Nos anos 80, no caldeirão da Vanguarda Paulista, surgiu um grupo com objetivo diferente.
Nos anos 1980, em meio ao caldeirão da Vanguarda Paulista, enquanto todos se esforçavam para criar a próxima revolução artística, um grupo surgiu com um objetivo diferente: perder dinheiro. O Piratas de Pochete não queria fazer sentido e, com certeza, não queria ser ouvido -- mas, paradoxalmente, foi. Por pouquíssimo tempo, mas foi.
O líder da trupe era o bafalonista Ronnie von Fonseca. De família aristocrática, seu pai era dono de uma fábrica de relógios de ponto. Revoltado com as posições conservadoras da família, fugiu de casa aos 52 anos para aprender contraponto.
Nas cordas estava Paulão Reverb. Seu talento para tocar era tão grande quanto sua aversão por afinar o instrumento. Era comum vê-lo no palco brigando com o amplificador, não por questões técnicas, mas por acreditar que "a verdadeira arte está no erro".
Na bateria, o singular Ganzá Jr. Seu estilo consistia em bater em qualquer coisa ao alcance -- tamborins, paredes, em sua própria cabeça e até no público.
O tecladista era Beto Tekla, cujo método pianístico envolvia usar apenas o cotovelo e, às vezes, a testa. Acreditava que harmonia era uma palavra criada por críticos reacionários para aprisionar o espírito criativo e que a verdadeira liberdade sonora estava no acaso. Durante seus famosos solos percussivos, narrava, em voz alta, a história de um porquinho-da-índia imaginário chamado Zezo.
Outro destaque foi Régis Z., o flautista que não tocava flauta. Seu instrumento era uma língua de sogra -- e ele a soprava com o fervor de quem estava fazendo um teste de bafômetro, sob tortura, no Doi-Codi.

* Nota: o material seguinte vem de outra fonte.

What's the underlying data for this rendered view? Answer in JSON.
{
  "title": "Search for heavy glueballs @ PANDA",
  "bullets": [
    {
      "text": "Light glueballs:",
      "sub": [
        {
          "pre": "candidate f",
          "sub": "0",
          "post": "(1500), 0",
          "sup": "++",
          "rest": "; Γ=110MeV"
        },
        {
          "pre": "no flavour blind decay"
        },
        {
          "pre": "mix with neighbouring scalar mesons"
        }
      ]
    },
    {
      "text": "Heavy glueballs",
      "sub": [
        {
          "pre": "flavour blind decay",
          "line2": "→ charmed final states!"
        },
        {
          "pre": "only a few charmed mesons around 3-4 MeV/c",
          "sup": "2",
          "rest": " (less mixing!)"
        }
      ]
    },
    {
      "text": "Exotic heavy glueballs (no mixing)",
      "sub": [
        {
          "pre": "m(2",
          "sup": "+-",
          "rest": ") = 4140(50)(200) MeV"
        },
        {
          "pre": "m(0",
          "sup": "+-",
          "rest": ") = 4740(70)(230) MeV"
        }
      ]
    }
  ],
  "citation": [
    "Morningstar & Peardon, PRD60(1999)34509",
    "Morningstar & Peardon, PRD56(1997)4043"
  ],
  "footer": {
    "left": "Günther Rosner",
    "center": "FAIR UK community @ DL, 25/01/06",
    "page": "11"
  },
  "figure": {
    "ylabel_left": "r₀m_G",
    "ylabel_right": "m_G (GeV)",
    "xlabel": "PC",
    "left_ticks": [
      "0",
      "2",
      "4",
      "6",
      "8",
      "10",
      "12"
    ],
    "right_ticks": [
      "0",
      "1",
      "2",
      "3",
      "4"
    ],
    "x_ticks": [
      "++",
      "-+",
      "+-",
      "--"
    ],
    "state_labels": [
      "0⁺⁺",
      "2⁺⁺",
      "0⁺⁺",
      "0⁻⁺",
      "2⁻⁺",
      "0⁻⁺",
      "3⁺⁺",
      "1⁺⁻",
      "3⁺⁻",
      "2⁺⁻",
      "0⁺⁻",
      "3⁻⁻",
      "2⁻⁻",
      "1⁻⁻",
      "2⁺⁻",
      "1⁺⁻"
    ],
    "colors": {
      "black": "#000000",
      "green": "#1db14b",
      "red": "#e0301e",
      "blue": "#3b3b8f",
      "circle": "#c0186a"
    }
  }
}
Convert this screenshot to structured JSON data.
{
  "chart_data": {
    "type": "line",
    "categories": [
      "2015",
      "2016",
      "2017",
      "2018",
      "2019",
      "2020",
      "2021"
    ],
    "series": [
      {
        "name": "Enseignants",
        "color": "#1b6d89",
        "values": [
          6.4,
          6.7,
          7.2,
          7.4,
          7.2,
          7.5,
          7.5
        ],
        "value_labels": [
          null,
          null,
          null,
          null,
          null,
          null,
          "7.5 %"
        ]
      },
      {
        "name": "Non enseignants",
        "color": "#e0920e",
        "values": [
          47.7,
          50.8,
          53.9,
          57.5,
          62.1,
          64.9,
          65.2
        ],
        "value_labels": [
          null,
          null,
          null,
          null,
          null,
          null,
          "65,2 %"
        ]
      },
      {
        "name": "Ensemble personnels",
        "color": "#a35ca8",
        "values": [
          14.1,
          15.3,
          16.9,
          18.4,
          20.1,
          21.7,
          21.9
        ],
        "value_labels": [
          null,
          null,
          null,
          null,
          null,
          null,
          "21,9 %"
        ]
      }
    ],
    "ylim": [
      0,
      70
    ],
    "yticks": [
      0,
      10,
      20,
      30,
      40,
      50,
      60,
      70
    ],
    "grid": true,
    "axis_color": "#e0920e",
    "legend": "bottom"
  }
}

O hit mais famoso do grupo, "Quem mexeu no meu arroz com pequi?", era uma canção existencialista sobre dilemas contemporâneos, interpretada com tanta intensidade que críticos compararam a experiência de ouvi-la a ser atropelado por uma betoneira em alta velocidade. A letra falava sobre alienígenas que furtavam pamonhas em Goiânia, uma metáfora que ninguém jamais entendeu -- nem mesmo Ronnie von Fonseca, que escreveu a canção numa madrugada após discutir o significado do pequi com um guarda noturno.
O ápice da carreira do Piratas de Pochete foi uma apresentação no Centro Cultural de Ribeirão dos Índios. Entraram no palco montados em pandas infláveis e saíram após apenas cinco minutos, alegando que o público não estava "espiritualmente pronto" para a complexidade daquele som. O show se tornou lendário, em grande parte porque ninguém sabia ao certo se estavam falando sério ou se tudo não passava de mais um espetáculo elaborado com baixo orçamento.
No fim, o Piratas de Pochete desapareceu tão rápido quanto surgiu. Régis Z. criou a banda "Dona Geralda e os Dragões de Papelão", que faz uma releitura sinfônica do trabalho de Bert Kaempfert. Reverb se aposentou e hoje fabrica amplificadores que já vêm desregulados de fábrica. Os outros integrantes montaram um bufê infantil usando o nome da banda.
O conjunto deixou uma pilha de LPs que só tocam no sentido inverso e uma série de entrevistas nas quais Ronnie von Fonseca divaga sobre o futuro da MPB, os neutrinos e porque acredita que o purê de chuchu será a chave para a paz mundial.
Alguns dizem que foram os precursores de algo grandioso. Outros, que foram um erro de cálculo das gravadoras. Mas, como afirma Beto Tekla, enquanto golpeia o piano com a orelha: "Se não faz sentido, é porque estamos no caminho certo".